Разговоры о русском балете: Комментарии к новейшей истории - страница 8
ГАЕВСКИЙ: А Лев Иванов кем был? А Баланчин? Федор Васильевич Лопухов? Касьян Ярославович Голейзовский?
ГЕРШЕНЗОН: Да, но какова их судьба? Что было бы в России с Баланчиным? Что стало в России с Лопуховым и Голейзовским?
ГАЕВСКИЙ: Их судьбы объясняются внехудожественными обстоятельствами. Прежде всего – идеологической установкой на традиционализм и разгромом всех экспериментальных начинаний в советском искусстве.
ГЕРШЕНЗОН: Тогда задам вопрос по-другому: небрежение к форме, отточенному художественному жесту ради театральной идеи «представления» – не есть ли это онтологическая черта русской пластической культуры? Все принесено в жертву декоративному фасаду. «Потемкинские деревни» – один из важнейших архетипов русской культуры. Плоский фасад, за которым хаос. Такова практически вся архитектура (за редкими исключениями, вроде палладианской виллы в Павловске, которая русской может считаться с большой натяжкой). Даже революционный архитектурный авангард был в большой степени декоративен: Ивана Леонидова и Константина Мельникова в проектах здания Наркомтяжпрома символика формы интересовала в большей степени, чем функциональная адекватность. Архитектура понимается у нас архитектором и воспринимается потребителем как искусство фасада (ирония судьбы в том, что никто из нынешних архитекторов не в состоянии внятно разработать фасадную плоскость, написать внятный «фасадный» текст). Таково и специфически русское представление о так называемом хайтеке: нигде в мире вы не найдете банальную штукатурную стену с оконными проемами, перед которой на расстоянии полуметра закреплена гигантская стеклянная плоскость, бессмысленная конструктивно и функционально, но обусловленная эстетически: единственное ее предназначение – изображать этот самый хайтек – не быть им. Такова и манера одеваться. В Европе она сводится к процессу жесткого типологического отбора, что и вызывает ощущение, что везде (приватно и публично) и всегда (утром и вечером) люди одеты правильно. В России люди не одеваются – они «наряжаются» – рядятся во что-то, рассматривают собственное тело как поверхность афишной тумбы, на которой вне соблюдения каких-либо правил небрежно наклеены крикливые манифестации чего угодно: своего ущербного вкуса, внезапно увеличившихся доходов, принадлежности к какой-то эксклюзивной группе людей[2]. Мы никогда не поймем Юбера Живанши, говорившего: «Если я не помню, как вчера была одета женщина, значит, она была одета безупречно». Но и «правда» хайтека, и «незаметность» безупречной манеры одеваться – это и есть отточенный пластический жест. Наш общий знакомый искусствовед Аркадий Ипполитов как-то проронил (сейчас это повторяют все кому не лень), что пластика – маргинальное явление в русской художественной жизни, что русская пластика – недоразвитая пластика.

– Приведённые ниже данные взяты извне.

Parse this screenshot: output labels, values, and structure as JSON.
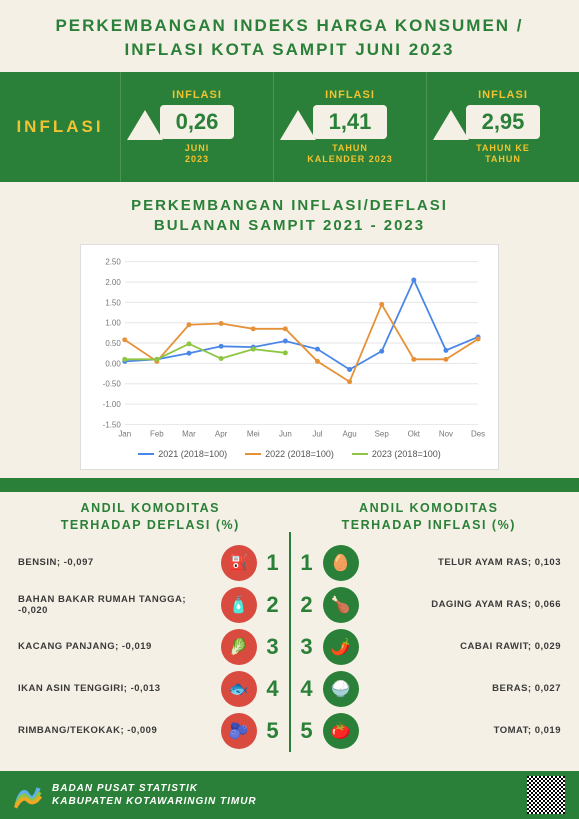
{
  "title_line1": "PERKEMBANGAN INDEKS HARGA KONSUMEN /",
  "title_line2": "INFLASI KOTA SAMPIT JUNI 2023",
  "inflasi_label": "INFLASI",
  "metrics": [
    {
      "head": "INFLASI",
      "value": "0,26",
      "sub": "JUNI\n2023"
    },
    {
      "head": "INFLASI",
      "value": "1,41",
      "sub": "TAHUN\nKALENDER 2023"
    },
    {
      "head": "INFLASI",
      "value": "2,95",
      "sub": "TAHUN KE\nTAHUN"
    }
  ],
  "chart": {
    "title_l1": "PERKEMBANGAN INFLASI/DEFLASI",
    "title_l2": "BULANAN SAMPIT 2021 - 2023",
    "type": "line",
    "categories": [
      "Jan",
      "Feb",
      "Mar",
      "Apr",
      "Mei",
      "Jun",
      "Jul",
      "Agu",
      "Sep",
      "Okt",
      "Nov",
      "Des"
    ],
    "ylim": [
      -1.5,
      2.5
    ],
    "yticks": [
      -1.5,
      -1.0,
      -0.5,
      0,
      0.5,
      1.0,
      1.5,
      2.0,
      2.5
    ],
    "grid_color": "#e6e6e6",
    "axis_color": "#bdbdbd",
    "label_fontsize": 8,
    "series": [
      {
        "name": "2021 (2018=100)",
        "color": "#4a86e8",
        "values": [
          0.05,
          0.1,
          0.25,
          0.42,
          0.4,
          0.55,
          0.35,
          -0.15,
          0.3,
          2.05,
          0.32,
          0.65
        ]
      },
      {
        "name": "2022 (2018=100)",
        "color": "#e69138",
        "values": [
          0.58,
          0.05,
          0.95,
          0.98,
          0.85,
          0.85,
          0.05,
          -0.45,
          1.45,
          0.1,
          0.1,
          0.6
        ]
      },
      {
        "name": "2023 (2018=100)",
        "color": "#8ec641",
        "values": [
          0.1,
          0.1,
          0.48,
          0.12,
          0.35,
          0.26,
          null,
          null,
          null,
          null,
          null,
          null
        ]
      }
    ]
  },
  "deflasi": {
    "title_l1": "ANDIL KOMODITAS",
    "title_l2": "TERHADAP DEFLASI (%)",
    "icon_bg": "#d94a3f",
    "items": [
      {
        "label": "BENSIN; -0,097",
        "rank": "1",
        "emoji": "⛽"
      },
      {
        "label": "BAHAN BAKAR RUMAH TANGGA;\n-0,020",
        "rank": "2",
        "emoji": "🧴"
      },
      {
        "label": "KACANG PANJANG; -0,019",
        "rank": "3",
        "emoji": "🥬"
      },
      {
        "label": "IKAN ASIN TENGGIRI; -0,013",
        "rank": "4",
        "emoji": "🐟"
      },
      {
        "label": "RIMBANG/TEKOKAK; -0,009",
        "rank": "5",
        "emoji": "🫐"
      }
    ]
  },
  "inflasi_comm": {
    "title_l1": "ANDIL KOMODITAS",
    "title_l2": "TERHADAP INFLASI (%)",
    "icon_bg": "#2a8038",
    "items": [
      {
        "label": "TELUR AYAM RAS;  0,103",
        "rank": "1",
        "emoji": "🥚"
      },
      {
        "label": "DAGING AYAM RAS; 0,066",
        "rank": "2",
        "emoji": "🍗"
      },
      {
        "label": "CABAI RAWIT;  0,029",
        "rank": "3",
        "emoji": "🌶️"
      },
      {
        "label": "BERAS; 0,027",
        "rank": "4",
        "emoji": "🍚"
      },
      {
        "label": "TOMAT; 0,019",
        "rank": "5",
        "emoji": "🍅"
      }
    ]
  },
  "footer": {
    "org1": "BADAN PUSAT STATISTIK",
    "org2": "KABUPATEN KOTAWARINGIN TIMUR"
  },
  "colors": {
    "green": "#2a8038",
    "gold": "#f1c232",
    "cream": "#f5f0e6"
  }
}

ГАЕВСКИЙ: Только ли Ипполитов? Это тема Бердяева, тема многих русских философов в эмиграции. Все они строили антитезу русского и европейского романа именно таким образом. (Впрочем, французский роман – это не только Бальзак и Стендаль, это и Пруст, у которого были совершенно другие отношения с пластикой, которая существует у него в сфере памяти, в сфере мысли.) Потому появление сверхпластичного, можно даже сказать, хореографичного Набокова было воспринято как нарушение национальной традиции. Но важно заметить, что эта легенда о непластичности и антиформальности русского художественного мышления ни к Пушкину, ни к Лермонтову, ни к Глинке (ни, разумеется, к Чайковскому) никакого отношения не имеет. Речь идет о коротком послепушкинском периоде петербургской истории, когда, борясь с классицистскими влияниями, носители передовой художественной мысли бросили героический вызов вообще всякой нормативной эстетике и действительно достигли в этом отношении того, к чему стремились (более всего Толстой и Достоевский, хотя Толстой написал в письме об «Анне Карениной»: «Я горжусь ее архитектурой…»). Но этот период кончился, и с начала ХХ века наступила новая эпоха в русской культуре. Тут велика роль мирискусников, они впервые заговорили о значении формы в искусстве. Первым заговорил Александр Бенуа – недаром он пришел в Мариинку, недаром балет стал некоей универсальной моделью для построения любых художественных систем. Бенуа ходил в балет и ездил в Версаль – вот два источника его вдохновения.